MESI keeps caches coherent by broadcasting: when core 7 wants exclusive access to a line, every other core must check its L1/L2 and respond. With 4 cores this is cheap. With 56 cores on a Xeon socket, broadcasting every coherence message would saturate the ring/mesh interconnect. The fix: the snoop filter, a directory in the uncore that tracks which cores hold which cache lines.

Instead of asking "does anyone have line X?", the memory controller consults the snoop filter, which says "lines X is in core 3's L2, exclusive" — and only core 3 gets snooped. The filter is itself a tag array (typically inclusive of all per-core L2s), sized to roughly match the aggregate private cache footprint.

Here's where it bites you: the snoop filter has limited capacity. On Skylake-X server parts, it tracks roughly the sum of all L2 tags. When it fills, evicting an entry forces a back-invalidation — the corresponding line gets yanked out of the core's L2 even though that core was actively using it. Your hot working set silently disappears from L2 because some unrelated thread on another core touched cold lines and overflowed the directory.

Real-world example: Netflix engineers debugged a Cassandra workload where adding cores to a 2-socket box made p99 latency worse. Profiling showed L2 miss rates climbing on cores that had idle, well-fit working sets. The culprit: a background scanner thread on another core was streaming through gigabytes of cold data, flooding the snoop filter, and back-invalidating Cassandra's hot index pages out of L2. Pinning the scanner to a dedicated CCX with `taskset` restored latency. The hot data hadn't been evicted by capacity pressure in its own L2 — it was evicted by coherence bookkeeping pressure two levels up.

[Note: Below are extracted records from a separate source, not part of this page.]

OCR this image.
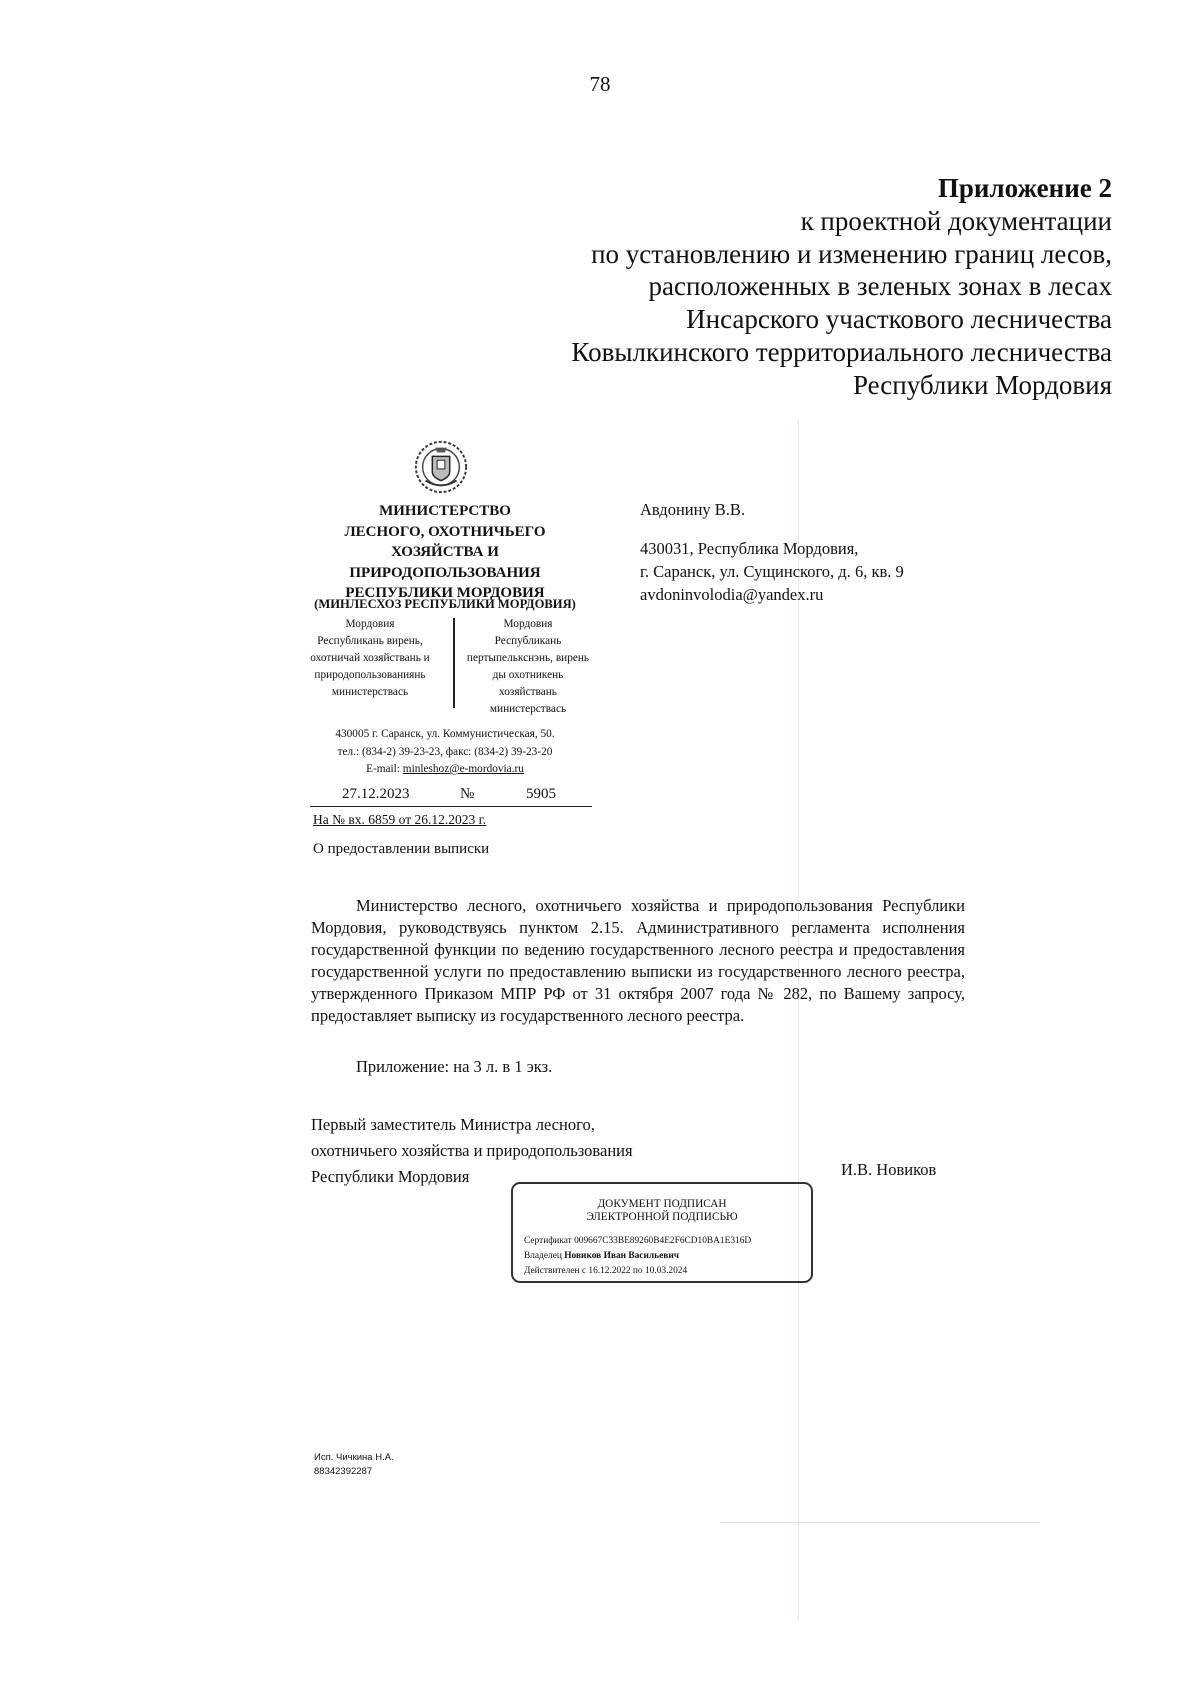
78
Приложение 2
к проектной документации
по установлению и изменению границ лесов,
расположенных в зеленых зонах в лесах
Инсарского участкового лесничества
Ковылкинского территориального лесничества
Республики Мордовия
МИНИСТЕРСТВО
ЛЕСНОГО, ОХОТНИЧЬЕГО
ХОЗЯЙСТВА И
ПРИРОДОПОЛЬЗОВАНИЯ
РЕСПУБЛИКИ МОРДОВИЯ
(МИНЛЕСХОЗ РЕСПУБЛИКИ МОРДОВИЯ)
Мордовия
Республикань вирень,
охотничай хозяйствань и
природопользованиянь
министерствась
Мордовия
Республикань
пертыпелькснэнь, вирень
ды охотникень
хозяйствань
министерствась
430005 г. Саранск, ул. Коммунистическая, 50.
тел.: (834-2) 39-23-23, факс: (834-2) 39-23-20
E-mail: minleshoz@e-mordovia.ru
27.12.2023	№	5905
На № вх. 6859 от 26.12.2023 г.
О предоставлении выписки
Авдонину В.В.
430031, Республика Мордовия,
г. Саранск, ул. Сущинского, д. 6, кв. 9
avdoninvolodia@yandex.ru
Министерство лесного, охотничьего хозяйства и природопользования Республики Мордовия, руководствуясь пунктом 2.15. Административного регламента исполнения государственной функции по ведению государственного лесного реестра и предоставления государственной услуги по предоставлению выписки из государственного лесного реестра, утвержденного Приказом МПР РФ от 31 октября 2007 года № 282, по Вашему запросу, предоставляет выписку из государственного лесного реестра.
Приложение: на 3 л. в 1 экз.
Первый заместитель Министра лесного,
охотничьего хозяйства и природопользования
Республики Мордовия	И.В. Новиков
ДОКУМЕНТ ПОДПИСАН
ЭЛЕКТРОННОЙ ПОДПИСЬЮ
Сертификат 009667C33BE89260B4E2F6CD10BA1E316D
Владелец Новиков Иван Васильевич
Действителен с 16.12.2022 по 10.03.2024
Исп. Чичкина Н.А.
88342392287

Rule of thumb: snoop filter capacity ≈ Σ(per-core L2 size) ÷ line size. On a 28-core Skylake-SP with 1 MiB L2 per core and 64-byte lines, that's ~458K entries. If your aggregate working set across cores exceeds this — even split among threads that never share data — you'll see back-invalidation storms. Diagnose with `perf stat -e mem_load_l2_miss.*` and look for L2 misses that don't correlate with your code's actual reuse distance.

The deeper irony: cache coherence, sold as "your cores share memory transparently," has a cost structure that scales worse than the caches it protects. The filter is why an 8-core chiplet sometimes beats a monolithic 32-core die for latency-sensitive workloads — fewer cores means a smaller directory and no back-invalidation.

Key Takeaway: The snoop filter scales cache coherence to many cores, but its finite capacity means unrelated threads can evict your hot data through coherence bookkeeping, not capacity pressure.